Let us call a function on the regular cardinals Easton if it is weakly increasing and satisfies König's Inequality: $\text{cf}(F(\alpha))>\alpha$. Thus, Easton showed that any Easton function can be realized as the continuum function in a cofinality preserving forcing extension. It is easy to that if $V\models{\rm GCH}$, $\kappa$ is inaccessible, and an Easton function $F$ has a closure point at $\kappa$, then forcing with the Easton product for $F$ preserves the inaccessibility of $\kappa$. On the other hand an Easton product can destroy weak compactness over $L$. A folklore result uses a carefully crafted iteration to show that if $V\models{\rm GCH}$, $\kappa$ is weakly compact and $F$ is an Easton function with a closure point at $\kappa$, then $F$ is realized as the continuum function in a cofinality preserving forcing extension in which $\kappa$ remains weakly compact.
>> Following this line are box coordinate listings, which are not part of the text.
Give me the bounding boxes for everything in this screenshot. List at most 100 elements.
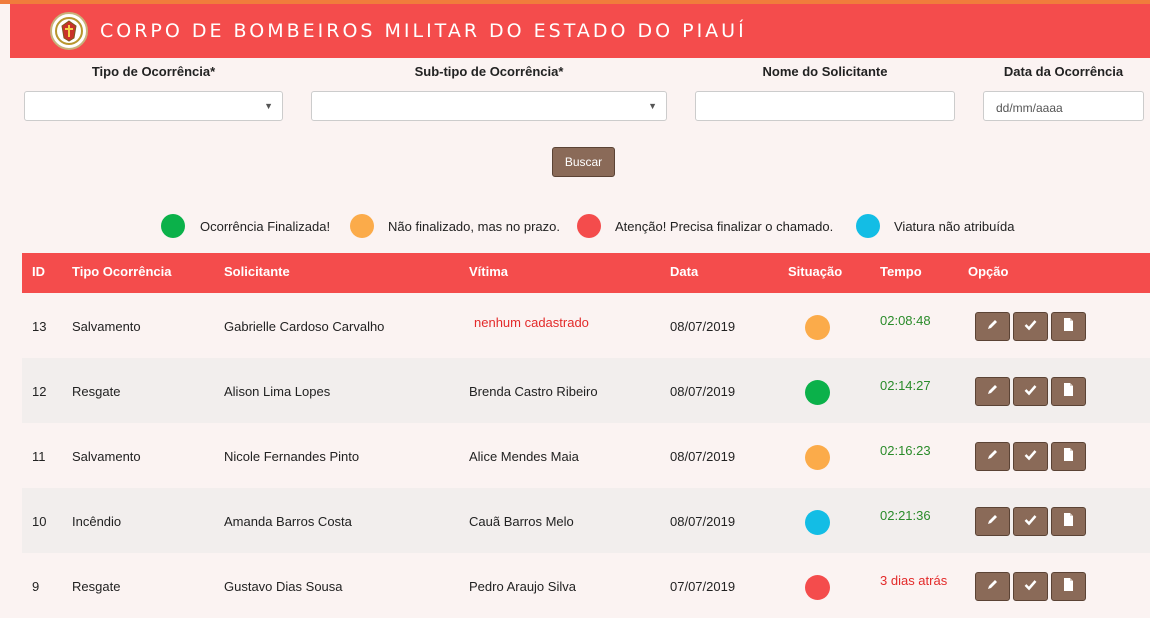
col-header-vitima: Vítima: [469, 264, 509, 279]
legend-dot-orange: [350, 214, 374, 238]
legend-dot-green: [161, 214, 185, 238]
pencil-icon: [986, 383, 999, 401]
status-indicator: [805, 575, 830, 600]
col-header-id: ID: [32, 264, 45, 279]
legend-dot-blue: [856, 214, 880, 238]
check-icon: [1024, 513, 1037, 531]
cell-data: 08/07/2019: [670, 449, 736, 464]
report-button[interactable]: [1051, 312, 1086, 341]
status-indicator: [805, 315, 830, 340]
file-icon: [1063, 447, 1074, 466]
pencil-icon: [986, 318, 999, 336]
status-indicator: [805, 510, 830, 535]
table-row: 9 Resgate Gustavo Dias Sousa Pedro Araujo S…: [22, 553, 1150, 618]
cell-tipo: Incêndio: [72, 514, 122, 529]
col-header-solicitante: Solicitante: [224, 264, 290, 279]
cell-vitima: nenhum cadastrado: [474, 315, 589, 330]
legend-label-finalizada: Ocorrência Finalizada!: [200, 219, 331, 234]
file-icon: [1063, 382, 1074, 401]
edit-button[interactable]: [975, 377, 1010, 406]
cell-tipo: Salvamento: [72, 449, 141, 464]
cell-tempo: 02:21:36: [880, 508, 931, 523]
col-header-opcao: Opção: [968, 264, 1009, 279]
table-row: 13 Salvamento Gabrielle Cardoso Carvalho ne…: [22, 293, 1150, 358]
cell-tempo: 3 dias atrás: [880, 573, 948, 588]
dropdown-arrow-icon: ▼: [648, 101, 657, 111]
app-header: CORPO DE BOMBEIROS MILITAR DO ESTADO DO …: [10, 4, 1150, 58]
fire-department-emblem-icon: [50, 12, 88, 50]
cell-solicitante: Alison Lima Lopes: [224, 384, 331, 399]
cell-tempo: 02:08:48: [880, 313, 931, 328]
cell-solicitante: Nicole Fernandes Pinto: [224, 449, 360, 464]
row-options: [975, 377, 1086, 406]
finalize-button[interactable]: [1013, 572, 1048, 601]
nome-solicitante-input[interactable]: [695, 91, 955, 121]
pencil-icon: [986, 448, 999, 466]
cell-vitima: Brenda Castro Ribeiro: [469, 384, 598, 399]
pencil-icon: [986, 578, 999, 596]
cell-vitima: Pedro Araujo Silva: [469, 579, 576, 594]
cell-data: 08/07/2019: [670, 384, 736, 399]
page-title: CORPO DE BOMBEIROS MILITAR DO ESTADO DO …: [100, 20, 747, 42]
finalize-button[interactable]: [1013, 312, 1048, 341]
table-row: 12 Resgate Alison Lima Lopes Brenda Castro …: [22, 358, 1150, 423]
tipo-ocorrencia-label: Tipo de Ocorrência*: [91, 64, 216, 79]
cell-solicitante: Amanda Barros Costa: [224, 514, 352, 529]
legend-label-atencao: Atenção! Precisa finalizar o chamado.: [615, 219, 834, 234]
cell-vitima: Cauã Barros Melo: [469, 514, 574, 529]
search-button[interactable]: Buscar: [552, 147, 615, 177]
cell-tempo: 02:14:27: [880, 378, 931, 393]
data-ocorrencia-input[interactable]: dd/mm/aaaa: [983, 91, 1144, 121]
check-icon: [1024, 318, 1037, 336]
check-icon: [1024, 448, 1037, 466]
table-row: 11 Salvamento Nicole Fernandes Pinto Alice …: [22, 423, 1150, 488]
report-button[interactable]: [1051, 507, 1086, 536]
legend-label-viatura: Viatura não atribuída: [894, 219, 1015, 234]
report-button[interactable]: [1051, 572, 1086, 601]
cell-data: 08/07/2019: [670, 514, 736, 529]
data-ocorrencia-label: Data da Ocorrência: [1003, 64, 1124, 79]
edit-button[interactable]: [975, 507, 1010, 536]
table-row: 10 Incêndio Amanda Barros Costa Cauã Barros…: [22, 488, 1150, 553]
cell-id: 13: [32, 319, 47, 334]
cell-id: 12: [32, 384, 47, 399]
subtipo-ocorrencia-label: Sub-tipo de Ocorrência*: [414, 64, 564, 79]
report-button[interactable]: [1051, 442, 1086, 471]
file-icon: [1063, 512, 1074, 531]
cell-vitima: Alice Mendes Maia: [469, 449, 579, 464]
cell-tipo: Resgate: [72, 579, 121, 594]
edit-button[interactable]: [975, 312, 1010, 341]
legend-label-no-prazo: Não finalizado, mas no prazo.: [388, 219, 560, 234]
cell-tipo: Resgate: [72, 384, 121, 399]
nome-solicitante-label: Nome do Solicitante: [762, 64, 888, 79]
cell-solicitante: Gabrielle Cardoso Carvalho: [224, 319, 385, 334]
subtipo-ocorrencia-select[interactable]: ▼: [311, 91, 667, 121]
dropdown-arrow-icon: ▼: [264, 101, 273, 111]
cell-tempo: 02:16:23: [880, 443, 931, 458]
finalize-button[interactable]: [1013, 377, 1048, 406]
row-options: [975, 442, 1086, 471]
cell-id: 11: [32, 449, 46, 464]
finalize-button[interactable]: [1013, 442, 1048, 471]
legend-dot-red: [577, 214, 601, 238]
status-indicator: [805, 380, 830, 405]
report-button[interactable]: [1051, 377, 1086, 406]
row-options: [975, 572, 1086, 601]
cell-id: 10: [32, 514, 47, 529]
cell-id: 9: [32, 579, 40, 594]
finalize-button[interactable]: [1013, 507, 1048, 536]
col-header-situacao: Situação: [788, 264, 843, 279]
row-options: [975, 507, 1086, 536]
status-legend: Ocorrência Finalizada! Não finalizado, m…: [0, 214, 1150, 240]
edit-button[interactable]: [975, 572, 1010, 601]
date-placeholder: dd/mm/aaaa: [996, 101, 1063, 115]
col-header-data: Data: [670, 264, 699, 279]
check-icon: [1024, 578, 1037, 596]
tipo-ocorrencia-select[interactable]: ▼: [24, 91, 283, 121]
status-indicator: [805, 445, 830, 470]
cell-data: 08/07/2019: [670, 319, 736, 334]
cell-tipo: Salvamento: [72, 319, 141, 334]
edit-button[interactable]: [975, 442, 1010, 471]
pencil-icon: [986, 513, 999, 531]
file-icon: [1063, 577, 1074, 596]
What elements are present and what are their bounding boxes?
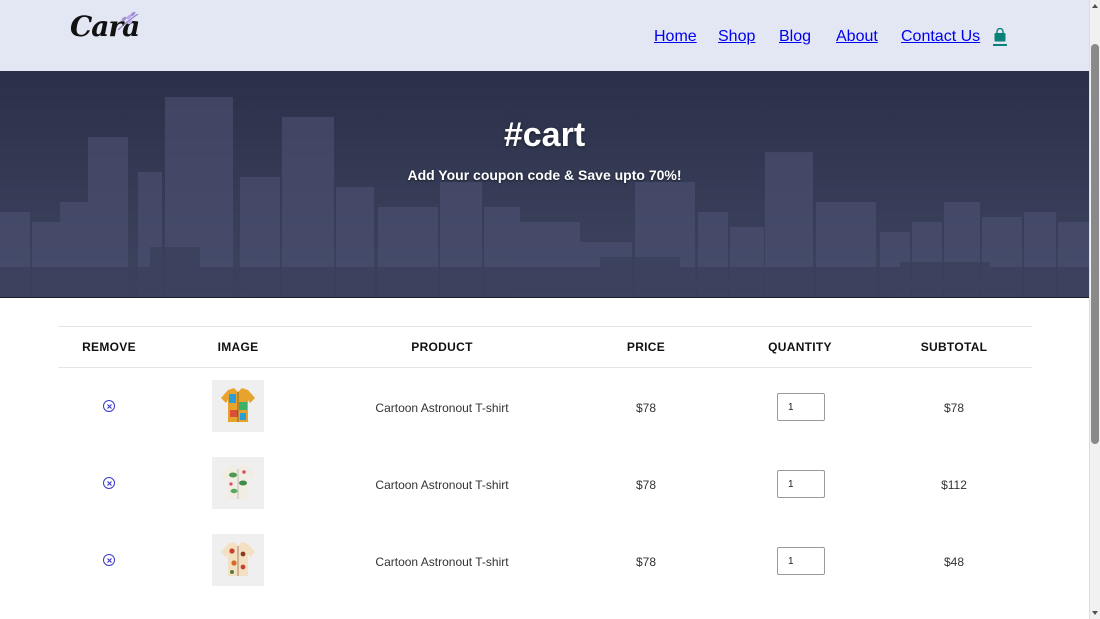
product-price: $78 (635, 401, 657, 415)
product-image (212, 534, 264, 586)
col-product: PRODUCT (411, 340, 473, 354)
product-image (212, 457, 264, 509)
product-price: $78 (635, 478, 657, 492)
product-name: Cartoon Astronout T-shirt (375, 478, 509, 492)
circle-x-icon (106, 480, 112, 486)
hero-subtitle: Add Your coupon code & Save upto 70%! (407, 167, 682, 183)
product-name: Cartoon Astronout T-shirt (375, 555, 509, 569)
col-quantity: QUANTITY (768, 340, 832, 354)
remove-item-button[interactable] (103, 400, 115, 412)
table-row: Cartoon Astronout T-shirt $78 $112 (58, 445, 1032, 522)
shopping-bag-icon (994, 27, 1006, 42)
scroll-up-arrow-icon[interactable] (1092, 4, 1098, 8)
row-subtotal: $48 (943, 555, 965, 569)
logo[interactable]: Cara (70, 8, 150, 48)
row-subtotal: $112 (941, 478, 967, 492)
remove-item-button[interactable] (103, 554, 115, 566)
vertical-scrollbar[interactable] (1089, 0, 1100, 619)
hero-banner: #cart Add Your coupon code & Save upto 7… (0, 72, 1089, 298)
nav-contact-us[interactable]: Contact Us (901, 28, 980, 46)
product-name: Cartoon Astronout T-shirt (375, 401, 509, 415)
table-header: REMOVE IMAGE PRODUCT PRICE QUANTITY SUBT… (58, 327, 1032, 368)
product-image (212, 380, 264, 432)
quantity-input[interactable] (777, 393, 825, 421)
scroll-down-arrow-icon[interactable] (1092, 611, 1098, 615)
page: Cara Home Shop Blog About Contact Us #ca… (0, 0, 1089, 619)
patterned-shirt-icon (221, 388, 255, 422)
col-subtotal: SUBTOTAL (920, 340, 988, 354)
remove-item-button[interactable] (103, 477, 115, 489)
nav-blog[interactable]: Blog (779, 28, 811, 46)
circle-x-icon (106, 557, 112, 563)
table-row: Cartoon Astronout T-shirt $78 $48 (58, 522, 1032, 599)
site-header: Cara Home Shop Blog About Contact Us (0, 0, 1089, 72)
row-subtotal: $78 (943, 401, 965, 415)
product-price: $78 (635, 555, 657, 569)
table-row: Cartoon Astronout T-shirt $78 $78 (58, 368, 1032, 445)
nav-shop[interactable]: Shop (718, 28, 755, 46)
cart-table: REMOVE IMAGE PRODUCT PRICE QUANTITY SUBT… (58, 326, 1032, 599)
scrollbar-thumb[interactable] (1091, 44, 1099, 444)
city-skyline-image (0, 97, 1089, 297)
cart-link[interactable] (993, 27, 1007, 46)
lavender-icon (117, 11, 139, 31)
nav-home[interactable]: Home (654, 28, 697, 46)
floral-shirt-icon (221, 465, 255, 499)
quantity-input[interactable] (777, 547, 825, 575)
circle-x-icon (106, 403, 112, 409)
col-remove: REMOVE (82, 340, 136, 354)
nav-about[interactable]: About (836, 28, 878, 46)
printed-shirt-icon (221, 542, 255, 576)
quantity-input[interactable] (777, 470, 825, 498)
col-price: PRICE (626, 340, 666, 354)
hero-title: #cart (503, 116, 586, 154)
col-image: IMAGE (217, 340, 259, 354)
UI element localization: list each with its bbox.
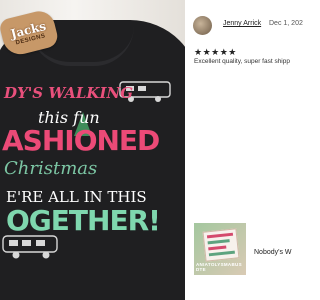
rv-trailer-icon: [2, 235, 58, 259]
print-line-3: ASHIONED: [2, 124, 160, 157]
thumbnail-caption: ANIATOLYSMABUS DTE: [196, 262, 242, 272]
print-line-4: Christmas: [4, 158, 98, 179]
reviewer-name-link[interactable]: Jenny Arrick: [223, 20, 261, 27]
purchased-item-title-link[interactable]: Nobody's W: [254, 249, 292, 256]
star-rating: ★★★★★: [194, 47, 237, 57]
reviewer-avatar[interactable]: [193, 16, 212, 35]
product-photo[interactable]: Jacks DESIGNS DY'S WALKING this fun ASHI…: [0, 0, 185, 300]
review-text: Excellent quality, super fast shipp: [194, 58, 290, 65]
print-line-1: DY'S WALKING: [4, 84, 134, 102]
review-date: Dec 1, 202: [269, 20, 303, 27]
purchased-item-thumbnail[interactable]: ANIATOLYSMABUS DTE: [194, 223, 246, 275]
review-panel: Jenny Arrick Dec 1, 202 ★★★★★ Excellent …: [185, 0, 303, 300]
thumbnail-print-image: [202, 228, 240, 262]
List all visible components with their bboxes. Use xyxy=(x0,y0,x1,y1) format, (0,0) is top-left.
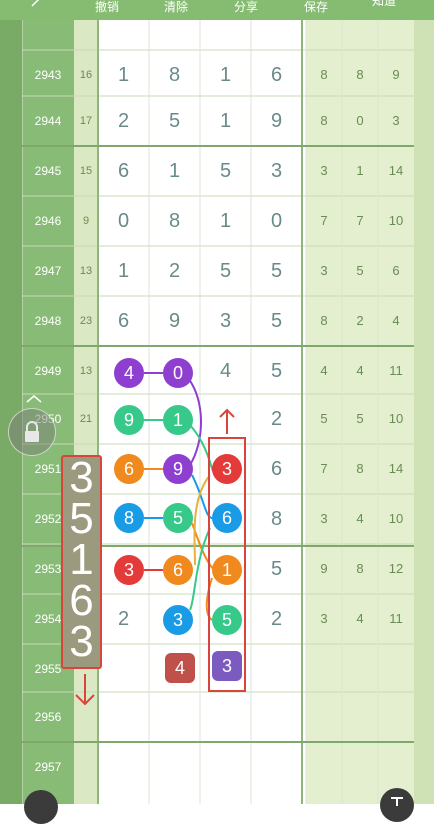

We will use the same iteration to show that if $V\models{\rm GCH}$, $\kappa$ is Ramsey and $F$ is an Easton function with a closure point at $\kappa$, then $F$ is realized as the continuum function in a cofinality preserving forcing extension in which $\kappa$ remains Ramsey [2]. Because of the complicated nature of the elementary embeddings characterizing Ramsey cardinals, the argument that the forcing does not destroy Ramsey cardinals is much fancier than in the weakly compact case. This is joint work with Brent Cody, who showed a theorem with the same statement for Woodin cardinals [3]. Most recently Dimonte and Friedman showed that a similar result holds for the super large $I_0$-axiom stating that there is an elementary embedding $j:L(V_{\lambda+1})\to L(V_{\lambda+1})$ with critical point below $\lambda$. They showed that any Easton function whose restriction to $V_\lambda$ is definable over $V_\lambda$ is realized as the continuum function in a forcing extension preserving the $I_0$-axiom for the associated $\lambda$ [4].

References

1. M. Gitik, “On measurable cardinals violating the continuum hypothesis,” Ann. Pure Appl. Logic, vol. 63, no. 3, pp. 227–240, 1993.
2. V. Gitman and B. Cody, “Easton’s theorem for Ramsey and strongly Ramsey cardinals,” Annals of Pure and Applied Logic, vol. 166, no. 9, pp. 934–952, 2015.
3. B. Cody, “Easton’s theorem in the presence of Woodin cardinals,” Arch. Math. Logic, vol. 52, no. 5-6, pp. 569–591, 2013.
4. V. Dimonte and S.-D. Friedman, “Rank-into-rank hypotheses and the failure of GCH,” Arch. Math. Logic, vol. 53, no. 3-4, pp. 351–366, 2014.